Catadores de caranguejo na Baía de Guanabara: a luta diária entre o sustento e a preservação
Catadores transformam lixo em sustento na Baía de Guanabara

Era um daqueles amanheceres cinzentos típicos da Baía — o cheiro de maresia misturado com algo mais denso, quase palpável. Enquanto a cidade ainda esfregava os olhos, João* já estava de botas enfiadas na lama, saco plástico na mão. Não à toa chamam eles de "garimpeiros do mangue": catam de tudo, desde garrafas PET até peças de carro enferrujadas. Mas o alvo principal? Caranguejos. Aqueles mesmos que, ironicamente, estão sumindo justamente por causa do lixo que ajudam a recolher.

O pão nosso de cada dia vem do lixo alheio

"Tem dia que a gente tira mais latinha que crustáceo", conta Maria, 54 anos, enquanto abre com destreza uma armadilha improvisada. O ritmo é frenético — cada movimento calculado para não desperdiçar energia. Afinal, aqui não existe horário comercial: quando a maré baixa, é hora de trabalhar. Quando sobe, voltar pra casa com pelo menos o suficiente pra comprar um quilo de arroz e o gás.

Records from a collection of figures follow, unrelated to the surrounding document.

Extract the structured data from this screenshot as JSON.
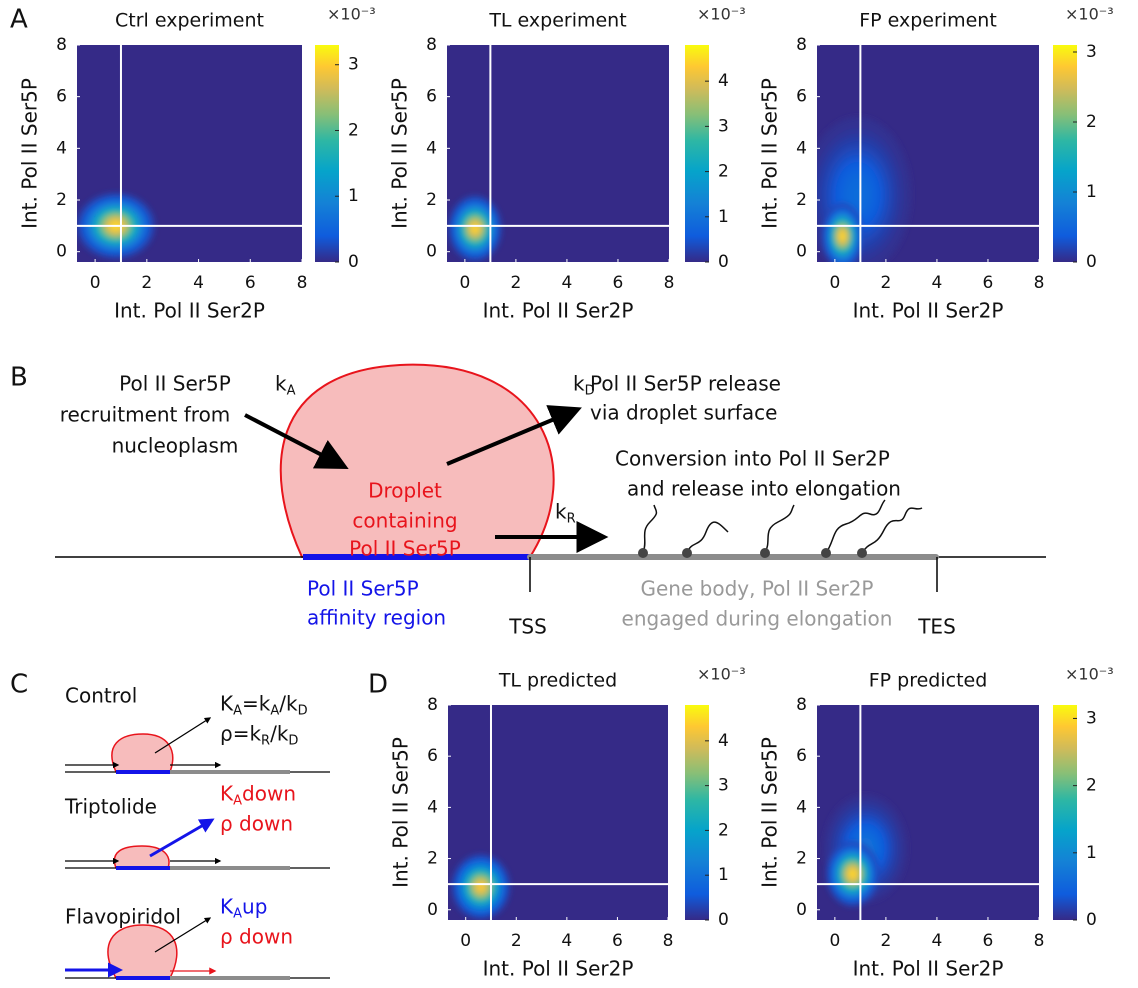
{
  "panel_labels": [
    "A",
    "B",
    "C",
    "D"
  ],
  "chart_data": [
    {
      "type": "heatmap",
      "title": "Ctrl experiment",
      "xlabel": "Int. Pol II Ser2P",
      "ylabel": "Int. Pol II Ser5P",
      "xlim": [
        -0.7,
        8
      ],
      "ylim": [
        -0.4,
        8
      ],
      "xticks": [
        0,
        2,
        4,
        6,
        8
      ],
      "yticks": [
        0,
        2,
        4,
        6,
        8
      ],
      "ref_lines": {
        "x": 1,
        "y": 1
      },
      "blobs": [
        {
          "x": 0.8,
          "y": 1.0,
          "sx": 0.65,
          "sy": 0.55,
          "peak": 3.2
        }
      ],
      "clim": [
        0,
        3.3
      ],
      "cticks": [
        0,
        1,
        2,
        3
      ],
      "colorbar_scale": "×10⁻³"
    },
    {
      "type": "heatmap",
      "title": "TL experiment",
      "xlabel": "Int. Pol II Ser2P",
      "ylabel": "Int. Pol II Ser5P",
      "xlim": [
        -0.7,
        8
      ],
      "ylim": [
        -0.4,
        8
      ],
      "xticks": [
        0,
        2,
        4,
        6,
        8
      ],
      "yticks": [
        0,
        2,
        4,
        6,
        8
      ],
      "ref_lines": {
        "x": 1,
        "y": 1
      },
      "blobs": [
        {
          "x": 0.4,
          "y": 0.9,
          "sx": 0.45,
          "sy": 0.55,
          "peak": 4.6
        }
      ],
      "clim": [
        0,
        4.8
      ],
      "cticks": [
        0,
        1,
        2,
        3,
        4
      ],
      "colorbar_scale": "×10⁻³"
    },
    {
      "type": "heatmap",
      "title": "FP experiment",
      "xlabel": "Int. Pol II Ser2P",
      "ylabel": "Int. Pol II Ser5P",
      "xlim": [
        -0.7,
        8
      ],
      "ylim": [
        -0.4,
        8
      ],
      "xticks": [
        0,
        2,
        4,
        6,
        8
      ],
      "yticks": [
        0,
        2,
        4,
        6,
        8
      ],
      "ref_lines": {
        "x": 1,
        "y": 1
      },
      "blobs": [
        {
          "x": 0.9,
          "y": 2.2,
          "sx": 0.9,
          "sy": 1.3,
          "peak": 0.6
        },
        {
          "x": 0.3,
          "y": 0.6,
          "sx": 0.35,
          "sy": 0.55,
          "peak": 3.0
        }
      ],
      "clim": [
        0,
        3.1
      ],
      "cticks": [
        0,
        1,
        2,
        3
      ],
      "colorbar_scale": "×10⁻³"
    },
    {
      "type": "heatmap",
      "title": "TL predicted",
      "xlabel": "Int. Pol II Ser2P",
      "ylabel": "Int. Pol II Ser5P",
      "xlim": [
        -0.7,
        8
      ],
      "ylim": [
        -0.4,
        8
      ],
      "xticks": [
        0,
        2,
        4,
        6,
        8
      ],
      "yticks": [
        0,
        2,
        4,
        6,
        8
      ],
      "ref_lines": {
        "x": 1,
        "y": 1
      },
      "blobs": [
        {
          "x": 0.6,
          "y": 0.9,
          "sx": 0.5,
          "sy": 0.55,
          "peak": 4.5
        }
      ],
      "clim": [
        0,
        4.8
      ],
      "cticks": [
        0,
        1,
        2,
        3,
        4
      ],
      "colorbar_scale": "×10⁻³"
    },
    {
      "type": "heatmap",
      "title": "FP predicted",
      "xlabel": "Int. Pol II Ser2P",
      "ylabel": "Int. Pol II Ser5P",
      "xlim": [
        -0.7,
        8
      ],
      "ylim": [
        -0.4,
        8
      ],
      "xticks": [
        0,
        2,
        4,
        6,
        8
      ],
      "yticks": [
        0,
        2,
        4,
        6,
        8
      ],
      "ref_lines": {
        "x": 1,
        "y": 1
      },
      "blobs": [
        {
          "x": 1.2,
          "y": 2.4,
          "sx": 0.7,
          "sy": 0.9,
          "peak": 0.7
        },
        {
          "x": 0.7,
          "y": 1.4,
          "sx": 0.45,
          "sy": 0.55,
          "peak": 3.1
        }
      ],
      "clim": [
        0,
        3.2
      ],
      "cticks": [
        0,
        1,
        2,
        3
      ],
      "colorbar_scale": "×10⁻³"
    }
  ],
  "diagram_b": {
    "recruitment": [
      "Pol II Ser5P",
      "recruitment from",
      "nucleoplasm"
    ],
    "k_a": [
      {
        "text": "k",
        "sub": "A"
      }
    ],
    "droplet": [
      "Droplet",
      "containing",
      "Pol II Ser5P"
    ],
    "k_d": [
      {
        "text": "k",
        "sub": "D"
      }
    ],
    "release": [
      "Pol II Ser5P release",
      "via droplet surface"
    ],
    "conversion": [
      "Conversion into Pol II Ser2P",
      "and release into elongation"
    ],
    "k_r": [
      {
        "text": "k",
        "sub": "R"
      }
    ],
    "affinity": [
      "Pol II Ser5P",
      "affinity region"
    ],
    "tss": "TSS",
    "gene_body": [
      "Gene body, Pol II Ser2P",
      "engaged during elongation"
    ],
    "tes": "TES"
  },
  "diagram_c": {
    "rows": [
      {
        "name": "Control",
        "lines": [
          [
            {
              "text": "K",
              "sub": "A"
            },
            {
              "text": "=k",
              "sub": "A"
            },
            {
              "text": "/k",
              "sub": "D"
            }
          ],
          [
            {
              "text": "ρ=k",
              "sub": "R"
            },
            {
              "text": "/k",
              "sub": "D"
            }
          ]
        ],
        "colors": [
          "#111111",
          "#111111"
        ]
      },
      {
        "name": "Triptolide",
        "lines": [
          [
            {
              "text": "K",
              "sub": "A"
            },
            {
              "text": " down"
            }
          ],
          [
            {
              "text": "ρ down"
            }
          ]
        ],
        "colors": [
          "#e8141c",
          "#e8141c"
        ]
      },
      {
        "name": "Flavopiridol",
        "lines": [
          [
            {
              "text": "K",
              "sub": "A"
            },
            {
              "text": " up"
            }
          ],
          [
            {
              "text": "ρ down"
            }
          ]
        ],
        "colors": [
          "#1414e8",
          "#e8141c"
        ]
      }
    ]
  }
}
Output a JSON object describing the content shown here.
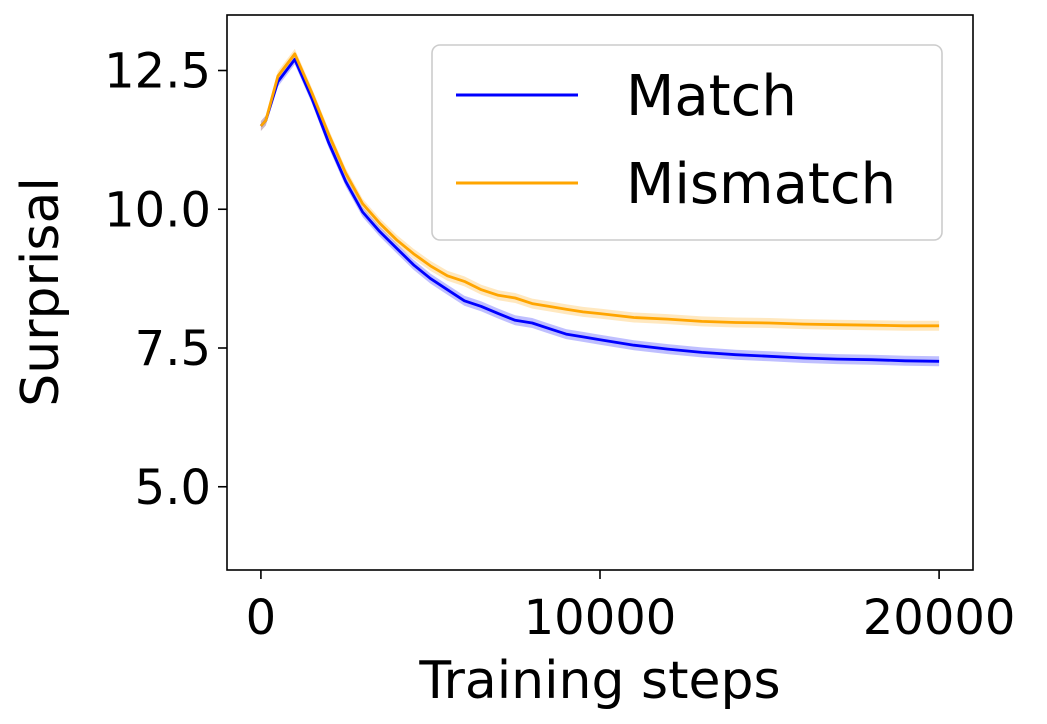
{
  "chart_data": {
    "type": "line",
    "title": "",
    "xlabel": "Training steps",
    "ylabel": "Surprisal",
    "xlim": [
      -1000,
      21000
    ],
    "ylim": [
      3.5,
      13.5
    ],
    "xticks": [
      0,
      10000,
      20000
    ],
    "xtick_labels": [
      "0",
      "10000",
      "20000"
    ],
    "yticks": [
      5.0,
      7.5,
      10.0,
      12.5
    ],
    "ytick_labels": [
      "5.0",
      "7.5",
      "10.0",
      "12.5"
    ],
    "grid": false,
    "legend_position": "top-right",
    "x": [
      0,
      143,
      500,
      1000,
      1500,
      2000,
      2500,
      3000,
      3500,
      4000,
      4500,
      5000,
      5500,
      6000,
      6500,
      7000,
      7500,
      8000,
      8500,
      9000,
      9500,
      10000,
      11000,
      12000,
      13000,
      14000,
      15000,
      16000,
      17000,
      18000,
      19000,
      20000
    ],
    "series": [
      {
        "name": "Match",
        "color": "#0000ff",
        "values": [
          11.5,
          11.6,
          12.3,
          12.7,
          12.0,
          11.2,
          10.5,
          9.95,
          9.6,
          9.3,
          9.0,
          8.75,
          8.55,
          8.35,
          8.25,
          8.12,
          8.0,
          7.95,
          7.85,
          7.75,
          7.7,
          7.65,
          7.55,
          7.48,
          7.42,
          7.38,
          7.35,
          7.32,
          7.3,
          7.29,
          7.27,
          7.26
        ]
      },
      {
        "name": "Mismatch",
        "color": "#ffa500",
        "values": [
          11.5,
          11.6,
          12.4,
          12.8,
          12.1,
          11.35,
          10.65,
          10.1,
          9.75,
          9.45,
          9.2,
          8.98,
          8.8,
          8.7,
          8.55,
          8.45,
          8.4,
          8.3,
          8.25,
          8.2,
          8.15,
          8.12,
          8.05,
          8.02,
          7.98,
          7.96,
          7.95,
          7.93,
          7.92,
          7.91,
          7.9,
          7.9
        ]
      }
    ]
  }
}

Os números assustam (e explicam muita coisa):

  • Estimam que 18 toneladas de resíduos cheguem diariamente aos manguezais
  • Um catador experiente consegue juntar até 50kg de materiais recicláveis por maré
  • Os caranguejos-uçá diminuíram quase 70% na última década

Entre a cruz e a espada ambiental

O paradoxo é amargo. Enquanto ONGs aplaudem o serviço ambiental involuntário — afinal, retiram microplásticos antes que cheguem ao oceano —, os próprios catadores sabem que estão cavando a própria cova. "Antes a gente tirava três cento de caranguejo num dia bom. Agora? Se der cinquenta é milagre", desabafa Seu Zé, 62 anos, mostrando as mãos calejadas que já não conseguem fechar direito.

E não é só a poluição. Com o avanço imobiliário, os manguezais viraram artigo de luxo. "Do outro lado da ponte, um metro quadrado vale mais que nosso mês de trabalho", comenta um jovem que pede para não ser identificado. A revolta transborda junto com o chorume das sacolas rasgadas.

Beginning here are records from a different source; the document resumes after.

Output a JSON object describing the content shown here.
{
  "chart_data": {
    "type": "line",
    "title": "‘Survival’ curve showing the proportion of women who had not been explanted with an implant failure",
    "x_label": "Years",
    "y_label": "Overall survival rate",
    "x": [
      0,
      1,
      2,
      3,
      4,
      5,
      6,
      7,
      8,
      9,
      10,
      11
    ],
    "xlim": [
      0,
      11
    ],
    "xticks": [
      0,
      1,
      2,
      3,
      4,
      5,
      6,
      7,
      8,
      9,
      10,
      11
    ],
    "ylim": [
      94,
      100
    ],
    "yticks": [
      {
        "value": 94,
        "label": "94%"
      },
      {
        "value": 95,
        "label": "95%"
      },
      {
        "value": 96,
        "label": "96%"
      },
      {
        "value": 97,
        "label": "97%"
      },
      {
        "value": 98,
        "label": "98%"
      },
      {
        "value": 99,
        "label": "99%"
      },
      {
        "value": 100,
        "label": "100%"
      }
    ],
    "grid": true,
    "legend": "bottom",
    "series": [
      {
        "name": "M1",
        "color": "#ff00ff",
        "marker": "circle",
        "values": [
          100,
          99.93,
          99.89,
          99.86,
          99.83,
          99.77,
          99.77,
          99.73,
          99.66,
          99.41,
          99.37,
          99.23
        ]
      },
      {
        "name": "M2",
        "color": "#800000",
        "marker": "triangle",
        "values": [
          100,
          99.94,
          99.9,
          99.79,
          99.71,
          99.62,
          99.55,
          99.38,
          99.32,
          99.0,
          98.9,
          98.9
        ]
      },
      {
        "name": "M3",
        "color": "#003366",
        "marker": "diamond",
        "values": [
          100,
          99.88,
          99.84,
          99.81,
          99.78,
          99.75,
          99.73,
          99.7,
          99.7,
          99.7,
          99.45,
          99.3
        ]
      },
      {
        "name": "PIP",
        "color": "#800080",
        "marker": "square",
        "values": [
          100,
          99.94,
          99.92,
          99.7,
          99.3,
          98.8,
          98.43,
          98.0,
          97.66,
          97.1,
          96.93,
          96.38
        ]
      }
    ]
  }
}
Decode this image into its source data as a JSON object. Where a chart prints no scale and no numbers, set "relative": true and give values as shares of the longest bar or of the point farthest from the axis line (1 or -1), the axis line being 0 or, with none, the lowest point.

Quando a sobrevivência vira ativismo

Curioso como a necessidade aguça o engenho. Alguns começaram a separar os resíduos por tipo — latinhas de um lado, plástico duro de outro. Outros improvisam armadilhas menos agressivas, feitas com bambu em vez de redes de nylon. Pequenos gestos que, somados, fazem diferença no ecossistema.

Mas a verdade é que ninguém aqui se considera ambientalista. "Isso é coisa de rico que tem tempo pra pensar no futuro", provoca Dona Marta, enquanto amarra um fardo de garrafas com corda de sisal. O futuro, pra ela, se resume às próximas seis horas — até a maré encher de novo.

Enquanto isso, na orla da Barra, turistas fotografam o pôr-do-sol dourado sobre as águas... sem notar os vultos curvados entre os mangues, fazendo o trabalho sujo que mantém a paisagem (quase) fotogênica.